Эли Визель - Завещание убитого еврейского поэта
— Ну и что, что друзья? Я горжусь нашей дружбой.
— Не надо так кричать. Сделай милость, последи за собой… Того, что известно мне, тебе лучше не знать. Надеюсь, что и не узнаешь: так для тебя будет лучше. Тебе повезло, ты официально не принадлежишь к тем службам, от которых я послан. Ты свободен в своих передвижениях, можешь уехать куда вздумаешь. Так уноси ноги!
Эти слова камнем упали мне на душу, и все там смешалось: как уехать? Снова? Когда? Чтобы делать — что? Бежать — от кого? А незримый кулак уже сдавил сердце: увижу ли я его снова?

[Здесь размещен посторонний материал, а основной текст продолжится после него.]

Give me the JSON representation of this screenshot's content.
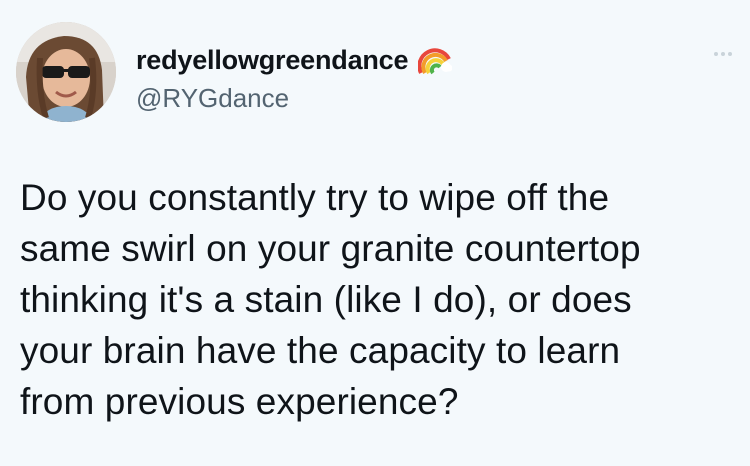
{
  "author": {
    "display_name": "redyellowgreendance",
    "handle": "@RYGdance",
    "badge_icon": "rainbow-emoji",
    "avatar_icon": "profile-photo"
  },
  "menu": {
    "icon": "more-options-icon"
  },
  "tweet": {
    "text": "Do you constantly try to wipe off the\nsame swirl on your granite countertop\nthinking it's a stain (like I do), or does\nyour brain have the capacity to learn\nfrom previous experience?"
  },
  "colors": {
    "background": "#f4f9fc",
    "text": "#0f1419",
    "handle": "#536471"
  }
}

— Ты, скорее всего, ошибаешься, Пауль. Тебе мерещится что-то не то… Переработал… Ты на пределе, я тоже…
Он опустил голову, пряча лицо: не хотел, чтобы я видел его сломленным. Только повторил:
— Следуй моему совету, Пальтиель. — Помолчал. Сглотнул ком в горле и сказал: — Вот что! Поезжай-ка в Испанию! Если смогу, я к тебе присоединюсь при первой же оказии. Там будет драка, не хотелось бы ее пропустить!

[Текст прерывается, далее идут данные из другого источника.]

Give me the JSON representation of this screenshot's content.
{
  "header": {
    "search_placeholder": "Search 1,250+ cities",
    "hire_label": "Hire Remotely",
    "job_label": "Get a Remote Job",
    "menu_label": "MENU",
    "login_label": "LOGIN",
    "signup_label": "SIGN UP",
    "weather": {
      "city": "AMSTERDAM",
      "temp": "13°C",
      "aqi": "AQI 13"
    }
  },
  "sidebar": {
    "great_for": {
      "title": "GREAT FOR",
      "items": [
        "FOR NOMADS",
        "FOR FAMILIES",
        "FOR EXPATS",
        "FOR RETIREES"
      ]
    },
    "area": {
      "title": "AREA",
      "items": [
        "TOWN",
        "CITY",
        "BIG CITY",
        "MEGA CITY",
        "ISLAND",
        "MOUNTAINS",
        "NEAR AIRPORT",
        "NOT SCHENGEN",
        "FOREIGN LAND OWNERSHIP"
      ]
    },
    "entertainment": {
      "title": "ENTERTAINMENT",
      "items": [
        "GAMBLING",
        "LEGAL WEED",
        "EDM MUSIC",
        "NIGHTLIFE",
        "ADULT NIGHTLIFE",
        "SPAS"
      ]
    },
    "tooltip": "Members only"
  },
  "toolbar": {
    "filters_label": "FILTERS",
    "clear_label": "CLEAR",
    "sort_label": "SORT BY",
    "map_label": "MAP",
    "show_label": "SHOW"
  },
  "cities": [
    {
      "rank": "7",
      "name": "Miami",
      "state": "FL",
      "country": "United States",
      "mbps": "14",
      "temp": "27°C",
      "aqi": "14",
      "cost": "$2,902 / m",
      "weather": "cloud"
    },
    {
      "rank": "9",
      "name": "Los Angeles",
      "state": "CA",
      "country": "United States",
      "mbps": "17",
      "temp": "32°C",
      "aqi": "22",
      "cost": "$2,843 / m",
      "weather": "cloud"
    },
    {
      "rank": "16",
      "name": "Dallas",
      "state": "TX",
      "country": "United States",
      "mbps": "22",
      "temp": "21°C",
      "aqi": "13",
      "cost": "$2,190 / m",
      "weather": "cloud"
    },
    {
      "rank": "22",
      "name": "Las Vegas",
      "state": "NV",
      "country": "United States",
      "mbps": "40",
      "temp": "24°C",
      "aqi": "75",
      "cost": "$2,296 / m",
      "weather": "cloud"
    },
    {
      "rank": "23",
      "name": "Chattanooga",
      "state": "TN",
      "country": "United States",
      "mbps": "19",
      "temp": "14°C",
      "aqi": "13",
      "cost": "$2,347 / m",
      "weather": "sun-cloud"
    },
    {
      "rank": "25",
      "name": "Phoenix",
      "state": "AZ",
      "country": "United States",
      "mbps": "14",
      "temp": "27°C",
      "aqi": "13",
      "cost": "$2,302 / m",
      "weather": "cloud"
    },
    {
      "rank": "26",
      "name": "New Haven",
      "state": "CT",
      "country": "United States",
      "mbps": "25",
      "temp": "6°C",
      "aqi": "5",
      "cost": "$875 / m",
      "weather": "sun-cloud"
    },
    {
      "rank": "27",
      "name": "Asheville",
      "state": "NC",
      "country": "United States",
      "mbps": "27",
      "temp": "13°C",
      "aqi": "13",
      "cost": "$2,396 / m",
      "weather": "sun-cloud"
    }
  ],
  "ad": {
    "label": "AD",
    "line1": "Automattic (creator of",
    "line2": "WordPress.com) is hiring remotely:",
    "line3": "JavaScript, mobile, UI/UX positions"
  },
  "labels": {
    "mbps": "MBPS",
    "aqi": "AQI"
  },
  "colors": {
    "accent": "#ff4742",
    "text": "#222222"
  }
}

Он назвал мне имя связника, который мог помочь записаться в одну из интербригад, а затем перейти границу. Итак, увидимся ли мы? Себе самому я прошептал: если Богу будет угодно.
— О чем ты?
— Что мы еще встретимся.
Пауль помолчал и добавил:
— Если Богу будет угодно.
Вызубренные назубок псевдонимы и пароли — вот то, что мой друг Вольф-Петр-Пауль вместо благословения передал мне как прощальный подарок заодно с несколькими рассказами о своей юности.
«Вот слова…»
— Вот слова, — сказал Зупанов, сморкаясь. — Они не мои, а твои. То есть, я хочу сказать, они принадлежат тебе, они для тебя были написаны. Но как тут не смеяться: слова, вырванные у мертвеца, у самой смерти, чтобы их подарили, передали и удержали в живой памяти, теперь я поручаю немому! Неужели эта комедия никогда не закончится? — Сторож помолчал, потом заговорил снова: — Прочитай эти рассказы, сынок, и ты узнаешь, как жил и умер еврейский поэт и твой отец. Он, видишь ли, непохож на других, твой родитель. С ним трудно было. Особенно вначале, на первых допросах. Он нас так нервировал… Прямо руки опускались.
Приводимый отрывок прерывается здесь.